11 January 2017

Uganda: Millions of Shillings for Bribing God 'Stolen'

Photo: Racheal Ajwang/Daily Monitor
A man counts Uganda Shillings. The decline in economic productivity, following financial stress on businesses, can result in further reduction in local output.

Unspecified sums of money that could have been used for repentance by a Ugandan government official before God on Judgment Day, have disappeared, a source told Daily Monitor yesterday.

The source, who is related to the deceased's wife, Ms Margaret Obong, said the huge sum of money disappeared from the safe soon after the frustrated attempt to bribe God.

"The money has disappeared and we are holding a meeting in Apac District early next week to iron out the matter. I will keep you posted on any new developments. My sister will also speak to you at an appropriate time," the source said.

The deceased's brother Justin Ngole, on Sunday told this newspaper that the matter was reported to police.
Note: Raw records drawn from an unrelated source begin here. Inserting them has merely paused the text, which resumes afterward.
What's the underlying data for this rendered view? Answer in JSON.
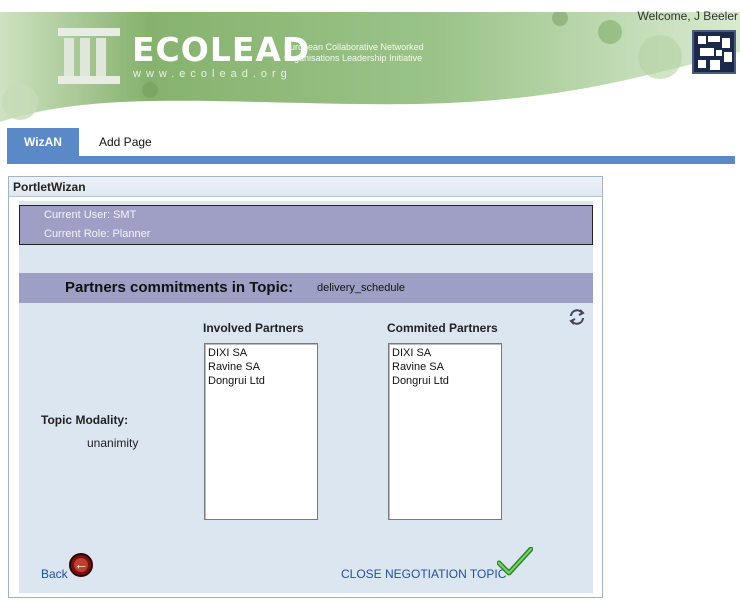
{
  "header": {
    "welcome": "Welcome, J Beeler",
    "logo_title": "ECOLEAD",
    "logo_url": "www.ecolead.org",
    "logo_tagline_1": "European Collaborative Networked",
    "logo_tagline_2": "Organisations Leadership Initiative"
  },
  "tabs": [
    {
      "label": "WizAN",
      "active": true
    },
    {
      "label": "Add Page",
      "active": false
    }
  ],
  "portlet": {
    "title": "PortletWizan",
    "current_user": "Current User: SMT",
    "current_role": "Current Role: Planner",
    "topic_label": "Partners commitments in Topic:",
    "topic_value": "delivery_schedule",
    "involved_header": "Involved Partners",
    "involved_partners": [
      "DIXI SA",
      "Ravine SA",
      "Dongrui Ltd"
    ],
    "committed_header": "Commited Partners",
    "committed_partners": [
      "DIXI SA",
      "Ravine SA",
      "Dongrui Ltd"
    ],
    "modality_label": "Topic Modality:",
    "modality_value": "unanimity",
    "back_label": "Back",
    "close_label": "CLOSE NEGOTIATION TOPIC"
  },
  "icons": {
    "refresh": "refresh-icon",
    "back": "back-arrow-icon",
    "check": "checkmark-icon",
    "grid_logo": "grid-logo-icon"
  },
  "colors": {
    "tab_blue": "#5b89c8",
    "bar_purple": "#9f9fc6",
    "panel_bg": "#dbe6f1",
    "link_blue": "#2050a0",
    "banner_green": "#8fb87a"
  }
}
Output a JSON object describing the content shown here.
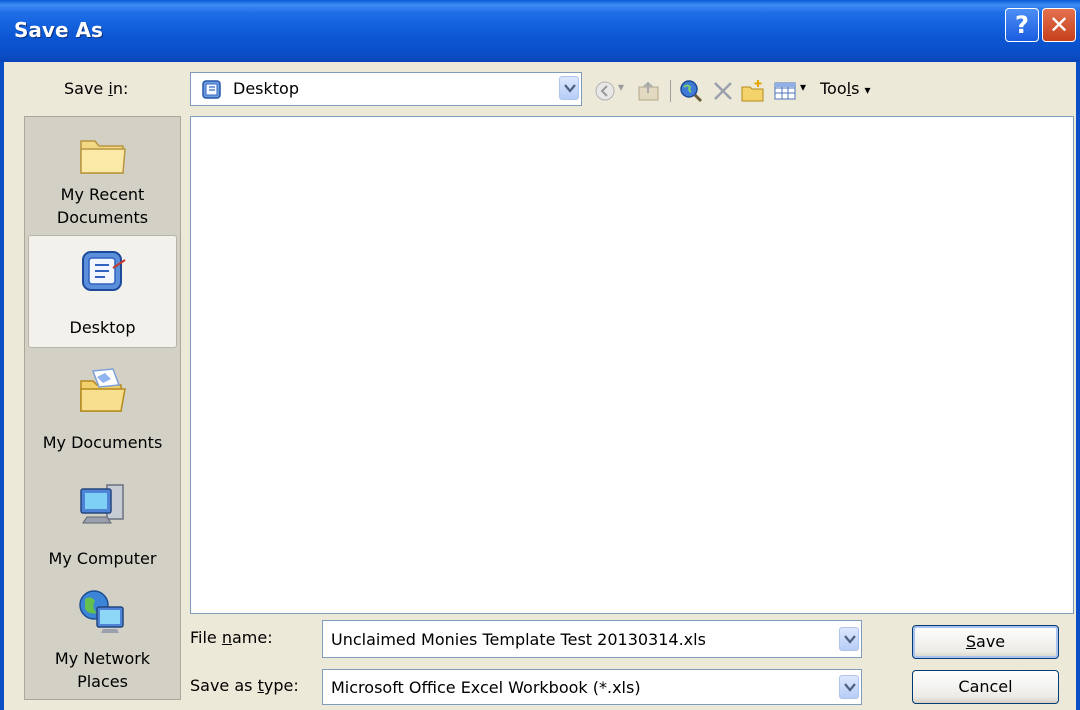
{
  "window": {
    "title": "Save As"
  },
  "title_buttons": {
    "help": "?",
    "close": "✕"
  },
  "save_in": {
    "label_pre": "Save ",
    "label_ul": "i",
    "label_post": "n:",
    "value": "Desktop"
  },
  "toolbar": {
    "tools_pre": "Too",
    "tools_ul": "l",
    "tools_post": "s",
    "tools_arrow": "▾",
    "views_arrow": "▾",
    "back_arrow": "▾"
  },
  "places": [
    {
      "line1": "My Recent",
      "line2": "Documents",
      "icon": "recent-folder-icon"
    },
    {
      "line1": "Desktop",
      "line2": "",
      "icon": "desktop-icon",
      "selected": true
    },
    {
      "line1": "My Documents",
      "line2": "",
      "icon": "my-documents-icon"
    },
    {
      "line1": "My Computer",
      "line2": "",
      "icon": "my-computer-icon"
    },
    {
      "line1": "My Network",
      "line2": "Places",
      "icon": "network-places-icon"
    }
  ],
  "file_name": {
    "label_pre": "File ",
    "label_ul": "n",
    "label_post": "ame:",
    "value": "Unclaimed Monies Template Test 20130314.xls"
  },
  "save_type": {
    "label_pre": "Save as ",
    "label_ul": "t",
    "label_post": "ype:",
    "value": "Microsoft Office Excel Workbook (*.xls)"
  },
  "buttons": {
    "save_ul": "S",
    "save_post": "ave",
    "cancel": "Cancel"
  },
  "colors": {
    "title_bar": "#0a4fc8",
    "dialog_bg": "#ece9d8",
    "sidebar_bg": "#d3d0c5"
  }
}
"They are pointing an accusing finger at me, but they don't have any substantial evidence to pin me," he said.

Meanwhile, the custodian of the $5,700 (about Shs20.5m)that was recovered from the coffin after the exhumation of Obong's body, has finally handed over the money to the deceased's family.

The Okii me Okabo clan chief Mike Gulu, confirmed to this newspaper that God's chosen people (religious leaders) bore witness as he handed over the money to Obong's family on Monday.

"They now know what to do with it. I did not taste the money. I have handed it to the family the way I was given. If they (family) misuse it, God will punish them," Mr Gulu said on Monday.

Obong, 52, who worked as a senior personnel officer in the ministry of Public Service from 2006 to 2016, had saved more than Shs200 million to bribe God on Judgment Day so He could forgive his earthy sins.

Obong died on December 17, 2016, after a long illness and was buried at his ancestral home at Adag-ani village, Bar-pii parish, Aromo Sub-county in Lira District, on Christmas Eve.

Obong was reportedly buried in a metallic coffin estimated to have cost Shs20m. The deceased's brother- in-law, Mr David Elic, also the Aromo LC3 chairman, said Obong had left behind a Will, dictating that upon his death, his wife Margaret Obong should deposit huge sums of money in his coffin.